= Jūratė Kiaupienė =

Lithuanian historian

Jūratė Kiaupienė (born December 23, 1947, in Vilnius) is a Lithuanian historian, professor, Habilitated Doctor.

==Education==

In 1969 Jūratė Kiaupienė finished her studies in History department of Vilnius University and obtain historian speciality. After finishing university she worked in Lithuanian History and Ethnography Museum, in 1972 was appointed in Lithuanian Science Academy office. Later she worked as docent in History Department of Vilnius Pedagogical University. From 1989 works in the Grand Duchy of Lithuania's History Department of Lithuanian Institute of History. In 1984 Kiaupienė defended her thesis Agrariniai santykiai Žemaitijoje XVI–XVIII a, she also lectures in Vytautas Magnus University in Kaunas. From 1997 till 2001 lectured history and historiography of Grand Duchy of Lithuania curse in Warsaw and Poznan universities.
For her work in compiling sources for publication 1385 m. rugpjūčio 14 d. Krėvos aktas (1385 August 14. Act of Krėva) received an award. In 2005 Jūratė Kiaupienė was habilitated. Currently Jūratė Kiaupienė is coordinating Academic History of Lithuania protect.

==Main area of interest==

- History of nobility of Grand Duchy of Lithuania
- History of Grand Duchy of Lithuania
- Research of Grand Duchy of Lithuania's international treaties and others

==Selected publications==

- Zigmantas Kiaupa, Jūratė Kiaupienė, Albinas Kuncevičius. Lietuvos istorija iki 1795 metų, Vilnius: Valstybinis leidybos centras, 2000, 381
- Zigmantas Kiaupa, Jūratė Kiaupienė, Albinas Kuncevičius. The History of Lithuania before 1795, Vilnius: Arlila, 2000, 402
- 1385 m. rugpjūčio 14 d. Krėvos aktas. Compiled by Jūratė Kiaupienė, co-authors Rūta Čapaitė, Jūratė Kiaupienė, Edmundas Rimša, S. C. Rowell, Eugenija Ulčinaitė, Vilnius: Žara, 2002, 143
- Kiaupienė, Jūratė. „Mes, Lietuva“: Lietuvos Didžiosios Kunigaikštystės bajorija XVI a. (viešasis ir privatus gyvenimas), LII, Vilnius: Kronta, 2003, 303.
- Geschichtsquellen des Ostseeraumes in der Litauischen Metrik, Zwischen Lübeck und Novgorod. Wirtsxhaft, Politik und Kultur im Ostseeraum vom frühen Mittelalter bis ins 20. Jahrhundert. Norbert Angermann zum 60. Geburtstag, hrsg. v. Ortwin Pelc und Gertrud Pickhan.
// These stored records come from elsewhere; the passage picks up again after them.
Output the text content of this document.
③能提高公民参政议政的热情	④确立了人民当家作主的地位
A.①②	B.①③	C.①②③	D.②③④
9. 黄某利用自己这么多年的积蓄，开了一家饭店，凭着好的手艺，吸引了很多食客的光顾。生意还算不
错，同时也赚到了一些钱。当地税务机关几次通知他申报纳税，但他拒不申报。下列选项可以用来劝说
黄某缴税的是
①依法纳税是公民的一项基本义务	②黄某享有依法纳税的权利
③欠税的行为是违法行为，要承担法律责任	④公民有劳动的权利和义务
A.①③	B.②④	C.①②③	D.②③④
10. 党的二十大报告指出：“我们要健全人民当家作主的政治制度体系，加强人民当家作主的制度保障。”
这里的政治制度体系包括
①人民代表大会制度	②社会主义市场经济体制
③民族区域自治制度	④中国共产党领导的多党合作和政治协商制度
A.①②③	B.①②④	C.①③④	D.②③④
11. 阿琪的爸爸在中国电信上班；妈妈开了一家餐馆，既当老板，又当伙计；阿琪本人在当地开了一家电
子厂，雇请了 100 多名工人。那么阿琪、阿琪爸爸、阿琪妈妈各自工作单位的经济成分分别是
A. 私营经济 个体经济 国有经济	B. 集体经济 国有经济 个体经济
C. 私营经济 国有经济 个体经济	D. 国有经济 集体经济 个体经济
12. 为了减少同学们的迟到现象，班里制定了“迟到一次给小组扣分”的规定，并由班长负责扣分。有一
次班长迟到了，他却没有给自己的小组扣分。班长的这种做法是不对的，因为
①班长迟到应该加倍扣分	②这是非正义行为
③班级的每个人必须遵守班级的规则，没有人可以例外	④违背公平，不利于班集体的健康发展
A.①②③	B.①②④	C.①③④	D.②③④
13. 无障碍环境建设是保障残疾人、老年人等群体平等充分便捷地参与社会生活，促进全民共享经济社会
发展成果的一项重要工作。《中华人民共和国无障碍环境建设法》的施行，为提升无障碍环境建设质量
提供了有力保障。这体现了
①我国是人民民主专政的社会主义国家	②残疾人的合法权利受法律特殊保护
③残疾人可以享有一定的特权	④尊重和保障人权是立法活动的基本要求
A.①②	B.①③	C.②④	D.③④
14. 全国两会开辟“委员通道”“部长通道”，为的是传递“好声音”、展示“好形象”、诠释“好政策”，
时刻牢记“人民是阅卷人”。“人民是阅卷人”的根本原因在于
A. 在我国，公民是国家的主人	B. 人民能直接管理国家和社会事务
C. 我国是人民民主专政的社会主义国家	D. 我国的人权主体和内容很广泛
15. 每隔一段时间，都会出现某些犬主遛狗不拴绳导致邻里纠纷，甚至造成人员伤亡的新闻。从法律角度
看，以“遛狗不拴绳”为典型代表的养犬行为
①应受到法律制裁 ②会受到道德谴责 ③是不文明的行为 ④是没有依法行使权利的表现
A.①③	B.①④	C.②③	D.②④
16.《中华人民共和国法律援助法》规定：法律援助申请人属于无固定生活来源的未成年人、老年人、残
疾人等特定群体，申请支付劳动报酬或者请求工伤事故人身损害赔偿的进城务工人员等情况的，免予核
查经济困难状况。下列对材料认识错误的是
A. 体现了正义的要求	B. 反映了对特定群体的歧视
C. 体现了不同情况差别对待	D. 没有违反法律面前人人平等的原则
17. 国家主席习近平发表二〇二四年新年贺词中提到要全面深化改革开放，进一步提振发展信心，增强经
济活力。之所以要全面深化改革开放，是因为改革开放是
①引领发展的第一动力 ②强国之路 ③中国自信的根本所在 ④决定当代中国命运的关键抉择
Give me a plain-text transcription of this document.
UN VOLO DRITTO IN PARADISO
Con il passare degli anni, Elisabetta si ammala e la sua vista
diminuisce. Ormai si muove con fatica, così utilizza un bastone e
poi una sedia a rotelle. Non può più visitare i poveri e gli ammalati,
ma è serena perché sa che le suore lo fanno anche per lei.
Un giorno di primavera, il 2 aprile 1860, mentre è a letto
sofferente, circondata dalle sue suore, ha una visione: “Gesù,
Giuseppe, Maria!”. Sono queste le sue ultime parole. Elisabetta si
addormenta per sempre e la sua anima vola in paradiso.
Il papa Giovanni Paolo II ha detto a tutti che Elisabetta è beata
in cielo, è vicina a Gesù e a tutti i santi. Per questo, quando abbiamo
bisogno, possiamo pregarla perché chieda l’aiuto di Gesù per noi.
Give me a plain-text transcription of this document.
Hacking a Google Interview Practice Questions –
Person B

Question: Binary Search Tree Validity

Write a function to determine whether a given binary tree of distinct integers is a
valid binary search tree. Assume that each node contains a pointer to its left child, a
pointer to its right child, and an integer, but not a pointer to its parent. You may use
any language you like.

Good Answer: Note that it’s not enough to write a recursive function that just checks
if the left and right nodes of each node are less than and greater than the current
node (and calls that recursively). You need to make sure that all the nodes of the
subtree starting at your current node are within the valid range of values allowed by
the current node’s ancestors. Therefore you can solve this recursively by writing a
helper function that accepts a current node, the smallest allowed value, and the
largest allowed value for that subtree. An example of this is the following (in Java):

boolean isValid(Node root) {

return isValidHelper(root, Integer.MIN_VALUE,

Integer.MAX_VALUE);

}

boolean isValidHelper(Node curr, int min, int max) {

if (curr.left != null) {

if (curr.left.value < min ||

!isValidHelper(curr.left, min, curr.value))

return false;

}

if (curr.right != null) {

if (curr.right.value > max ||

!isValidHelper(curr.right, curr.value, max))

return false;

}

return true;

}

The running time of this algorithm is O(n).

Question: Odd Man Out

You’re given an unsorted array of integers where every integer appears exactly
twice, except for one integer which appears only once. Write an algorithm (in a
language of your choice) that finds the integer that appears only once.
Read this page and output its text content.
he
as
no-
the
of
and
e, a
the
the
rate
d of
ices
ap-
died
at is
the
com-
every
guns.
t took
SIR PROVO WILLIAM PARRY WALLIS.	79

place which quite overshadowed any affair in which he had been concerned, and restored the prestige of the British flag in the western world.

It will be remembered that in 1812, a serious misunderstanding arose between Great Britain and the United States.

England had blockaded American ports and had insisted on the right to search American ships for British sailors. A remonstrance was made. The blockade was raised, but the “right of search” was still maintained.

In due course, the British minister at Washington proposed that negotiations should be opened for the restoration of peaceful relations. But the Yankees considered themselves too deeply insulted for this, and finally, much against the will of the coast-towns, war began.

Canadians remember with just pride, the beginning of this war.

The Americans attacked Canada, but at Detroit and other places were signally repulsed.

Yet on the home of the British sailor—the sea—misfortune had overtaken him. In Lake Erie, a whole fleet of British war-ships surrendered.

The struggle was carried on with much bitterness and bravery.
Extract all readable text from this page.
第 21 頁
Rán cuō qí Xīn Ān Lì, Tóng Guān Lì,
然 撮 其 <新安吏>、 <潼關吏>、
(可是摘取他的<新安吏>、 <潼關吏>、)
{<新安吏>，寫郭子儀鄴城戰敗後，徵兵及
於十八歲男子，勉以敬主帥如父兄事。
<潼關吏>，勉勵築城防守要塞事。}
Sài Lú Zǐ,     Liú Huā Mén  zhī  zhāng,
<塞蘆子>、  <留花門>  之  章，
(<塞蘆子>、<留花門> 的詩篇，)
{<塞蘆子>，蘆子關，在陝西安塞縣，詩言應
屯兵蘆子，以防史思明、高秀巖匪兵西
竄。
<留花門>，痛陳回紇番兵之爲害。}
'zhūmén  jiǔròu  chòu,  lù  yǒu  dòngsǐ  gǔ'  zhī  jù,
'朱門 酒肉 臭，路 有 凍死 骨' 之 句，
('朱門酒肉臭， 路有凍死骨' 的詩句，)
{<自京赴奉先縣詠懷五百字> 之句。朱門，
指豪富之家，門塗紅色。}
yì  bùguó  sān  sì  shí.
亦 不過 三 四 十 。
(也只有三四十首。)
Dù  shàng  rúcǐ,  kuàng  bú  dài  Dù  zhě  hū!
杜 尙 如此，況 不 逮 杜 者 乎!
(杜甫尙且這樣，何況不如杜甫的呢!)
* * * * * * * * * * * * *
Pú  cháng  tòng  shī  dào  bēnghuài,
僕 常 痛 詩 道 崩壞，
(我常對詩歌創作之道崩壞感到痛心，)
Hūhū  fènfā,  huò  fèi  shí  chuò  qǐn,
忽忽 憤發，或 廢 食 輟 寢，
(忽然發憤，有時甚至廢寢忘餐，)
Institut Nordostdeutsches Kulturwerk, Lüneburg, 1996, S. 223–232.
- The Grand Duchy of Lithuania in East Central Europe or once again about the Lithuanian-Polish Union, Lithuanian Historical Studies, Vilnius, 1997, vol. 2, p. 56–71
- Obraz Wielkiego Księstwa Litewskiego w historiografii XIX i XX wieku, Samoidentyfikacja mniejszości narodowych i religijnych w Europie Srodkowo-Wschodniej. Historia i historiografia, red.: J. Lewandowski, W. Goleman, Lublin, 1999, s. 73–80
- Współczesna historiografia litewska. Stan aktualny oraz perspektywy badań historii Wielkiego Księstwa Litewskiego i dziewiętnastowiecznej Litwy, Samoidentyfikacja mniejszości narodowych i religijnych w Europie Srodkowo-Wschodniej. Historia i historiografia, red.: J. Lewandowski, W. Goleman, Lublin, 1999, s. 81–89
- Idée de l`Etat et son rőle dans le processus d`intégration du Grand Duché de Lituanie – région pluriethnique, pluriconfessionnelle et pluriculturelle de l`Europe du Centre-Est, Frontieres et l`espace national en Europe du Centre-Est. Exemples de quatre pays; Biélorussie, Lituanie, Pologne et Ukraine, sous la diréction de: Jerzy Kłoczowski, Piotr Plisiecki, Hubert Łaszkiewicz, Lublin, 2000, s.102–108.